Phone location data is sold on black market, Motherboard investigation finds.
In June 2018, all four major US wireless carriers pledged to stop selling their mobile customers’ location information to third-party data brokers. The carriers were pressured into making the change after a security problem leaked the real-time location of US cell phone users.
But an investigation by Motherboard found that “T-Mobile, Sprint, and AT&T are [still] selling access to their customers’ location data and that data is ending up in the hands of bounty hunters and others not authorized to possess it, letting them track most phones in the country.”
The Motherboard report, published today, is extensive and worth reading in full. Motherboard reporter Joseph Cox gave a real T-Mobile phone number to a “bounty hunter,” who was able to locate the phone to within a few hundred meters.
This was accomplished with a “tracking tool [that] relies on real-time location data sold to bounty hunters that ultimately originated from the telcos themselves, including T-Mobile, AT&T, and Sprint,” Motherboard wrote.
A credit-reporting company called MicroBilt “is selling phone geolocation services with little oversight to a spread of different private industries, ranging from car salesmen and property managers to bail bondsmen and bounty hunters,” the article continued. “Compounding that already highly questionable business practice, this spying capability is also being resold to others on the black market who are not licensed by the company to use it, including me, seemingly without MicroBilt’s knowledge.”

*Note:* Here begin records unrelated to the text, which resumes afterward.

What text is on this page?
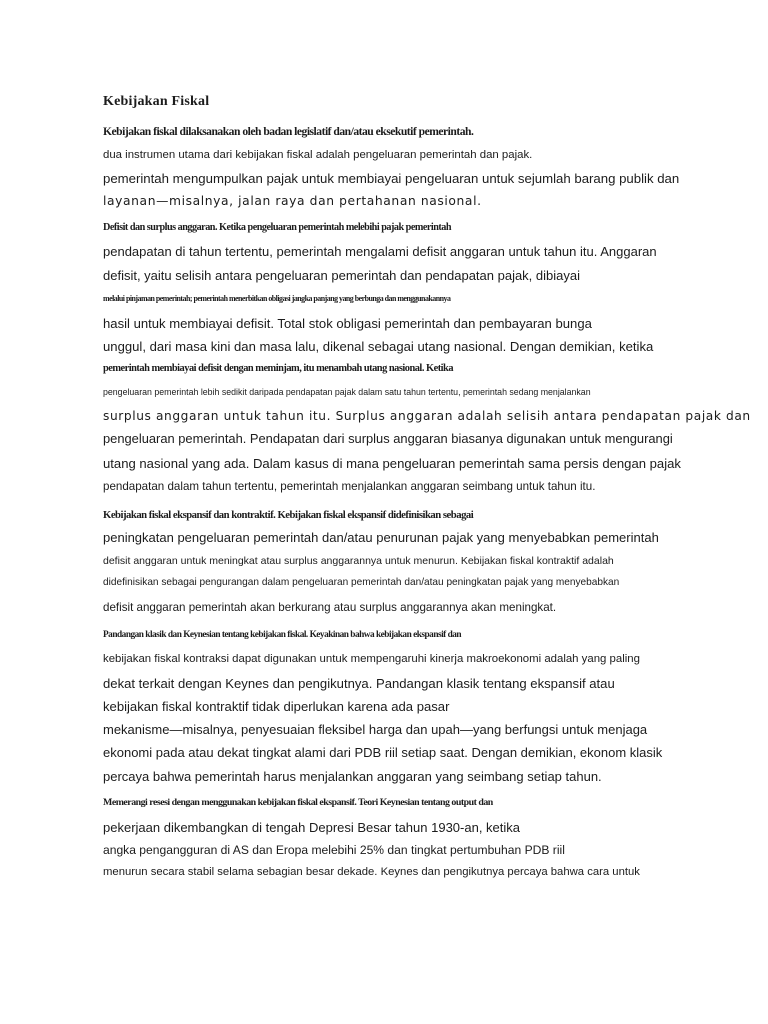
Kebijakan Fiskal

Kebijakan fiskal dilaksanakan oleh badan legislatif dan/atau eksekutif pemerintah.

dua instrumen utama dari kebijakan fiskal adalah pengeluaran pemerintah dan pajak.

pemerintah mengumpulkan pajak untuk membiayai pengeluaran untuk sejumlah barang publik dan

layanan—misalnya, jalan raya dan pertahanan nasional.

Defisit dan surplus anggaran. Ketika pengeluaran pemerintah melebihi pajak pemerintah

pendapatan di tahun tertentu, pemerintah mengalami defisit anggaran untuk tahun itu. Anggaran

defisit, yaitu selisih antara pengeluaran pemerintah dan pendapatan pajak, dibiayai

melalui pinjaman pemerintah; pemerintah menerbitkan obligasi jangka panjang yang berbunga dan menggunakannya

hasil untuk membiayai defisit. Total stok obligasi pemerintah dan pembayaran bunga

unggul, dari masa kini dan masa lalu, dikenal sebagai utang nasional. Dengan demikian, ketika

pemerintah membiayai defisit dengan meminjam, itu menambah utang nasional. Ketika

pengeluaran pemerintah lebih sedikit daripada pendapatan pajak dalam satu tahun tertentu, pemerintah sedang menjalankan

surplus anggaran untuk tahun itu. Surplus anggaran adalah selisih antara pendapatan pajak dan

pengeluaran pemerintah. Pendapatan dari surplus anggaran biasanya digunakan untuk mengurangi

utang nasional yang ada. Dalam kasus di mana pengeluaran pemerintah sama persis dengan pajak

pendapatan dalam tahun tertentu, pemerintah menjalankan anggaran seimbang untuk tahun itu.

Kebijakan fiskal ekspansif dan kontraktif. Kebijakan fiskal ekspansif didefinisikan sebagai

peningkatan pengeluaran pemerintah dan/atau penurunan pajak yang menyebabkan pemerintah

defisit anggaran untuk meningkat atau surplus anggarannya untuk menurun. Kebijakan fiskal kontraktif adalah

didefinisikan sebagai pengurangan dalam pengeluaran pemerintah dan/atau peningkatan pajak yang menyebabkan

defisit anggaran pemerintah akan berkurang atau surplus anggarannya akan meningkat.

Pandangan klasik dan Keynesian tentang kebijakan fiskal. Keyakinan bahwa kebijakan ekspansif dan

kebijakan fiskal kontraksi dapat digunakan untuk mempengaruhi kinerja makroekonomi adalah yang paling

dekat terkait dengan Keynes dan pengikutnya. Pandangan klasik tentang ekspansif atau

kebijakan fiskal kontraktif tidak diperlukan karena ada pasar

mekanisme—misalnya, penyesuaian fleksibel harga dan upah—yang berfungsi untuk menjaga

ekonomi pada atau dekat tingkat alami dari PDB riil setiap saat. Dengan demikian, ekonom klasik

percaya bahwa pemerintah harus menjalankan anggaran yang seimbang setiap tahun.

Memerangi resesi dengan menggunakan kebijakan fiskal ekspansif. Teori Keynesian tentang output dan

pekerjaan dikembangkan di tengah Depresi Besar tahun 1930-an, ketika

angka pengangguran di AS dan Eropa melebihi 25% dan tingkat pertumbuhan PDB riil

menurun secara stabil selama sebagian besar dekade. Keynes dan pengikutnya percaya bahwa cara untuk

Motherboard described how the data is passed along a chain of private companies. “In the case of the phone we tracked, six different entities had potential access to the phone’s data,” the report said. “T-Mobile shares location data with an aggregator called Zumigo, which shares information with MicroBilt. MicroBilt shared that data with a customer using its mobile phone tracking product. The bounty hunter then shared this information with a bail industry source, who shared it with Motherboard.”
The middleman charged $300 to find the phone—”a sizeable markup on the usual MicroBilt price,” Motherboard wrote.
It’s not clear whether Verizon location data can also be purchased in this way. “MicroBilt’s product documentation suggests the phone-location service works on all mobile networks, however the middleman was unable or unwilling to conduct a search for a Verizon device,” Motherboard also wrote.
MicroBilt told Motherboard that customers using its service for fraud prevention must obtain consent from phone users, the news site wrote.
But when Motherboard arranged for a phone to be located, “the target phone received no warning it was being tracked,” the news site wrote. (The phone’s owner had given consent to Motherboard for the experiment.)
MicroBilt investigated the case and found that a private bail-bond company made the request for the phone’s location, according to Motherboard.
Carriers made “empty promises to consumers”
Of course, mobile carriers themselves could prevent such privacy problems by not selling their customers’ location data in the first place.
Carriers were pressured into changing their policies last year after it was revealed that prison phone company Securus offers a service enabling law enforcement officers to locate most American cell phones within seconds. Securus’ service relies on data from LocationSmart. It was also reported that a LocationSmart bug could have allowed anyone to surreptitiously track the real-time whereabouts of cell phone users.
At the time, US Sen. Ron Wyden (D-Ore.) urged all four major carriers to stop selling their customers’ location data. They all said that they would, with limited exceptions: for example, AT&T said it would “be ending our work with aggregators” but continue to allow “important, potential lifesaving services like emergency roadside assistance.”
Today, Wyden said he’s disappointed that carriers are apparently still selling location data to data brokers.
“Major carriers pledged to end these practices, but it appears to have been more empty promises to consumers,” Wyden wrote on Twitter. “It’s time for Congress to take action by passing my bill to safeguard consumer data and hold companies accountable.” Wyden’s proposed privacy law could issue steep fines to companies and send their top executives to prison for up to 20 years if they violate Americans’ privacy.
AT&T told Ars that it has “shut down access for MicroBilt as we investigate these allegations.”
“We only permit sharing of location when a customer gives permission for cases like fraud prevention or emergency roadside assistance or when required by law,” AT&T also said. “Over the past few months, as we committed to do, we have been shutting down everything else.”
We also contacted T-Mobile and Sprint about the Motherboard article today and will update this story with any responses we get.
T-Mobile told Motherboard that it “will not tolerate any misuse of our customers’ data. While T-Mobile does not have a direct relationship with MicroBilt, our vendor Zumigo was working with them and has confirmed with us that they have already shut down all transmission of T-Mobile data. T-Mobile has also blocked access to device location data for any request submitted by Zumigo on behalf of MicroBilt as an additional precaution.” (UPDATE: T-Mobile CEO John Legere wrote on Twitter that “T-Mobile IS completely ending location aggregator work. We’re doing it the right way to avoid impacting consumers who use these types of services for things like emergency assistance. It will end in March, as planned and promised.” A T-Mobile spokesperson told Ars that “We have previously stated that we are terminating the agreements we have with third-party data aggregators and we are nearly finished with that process.”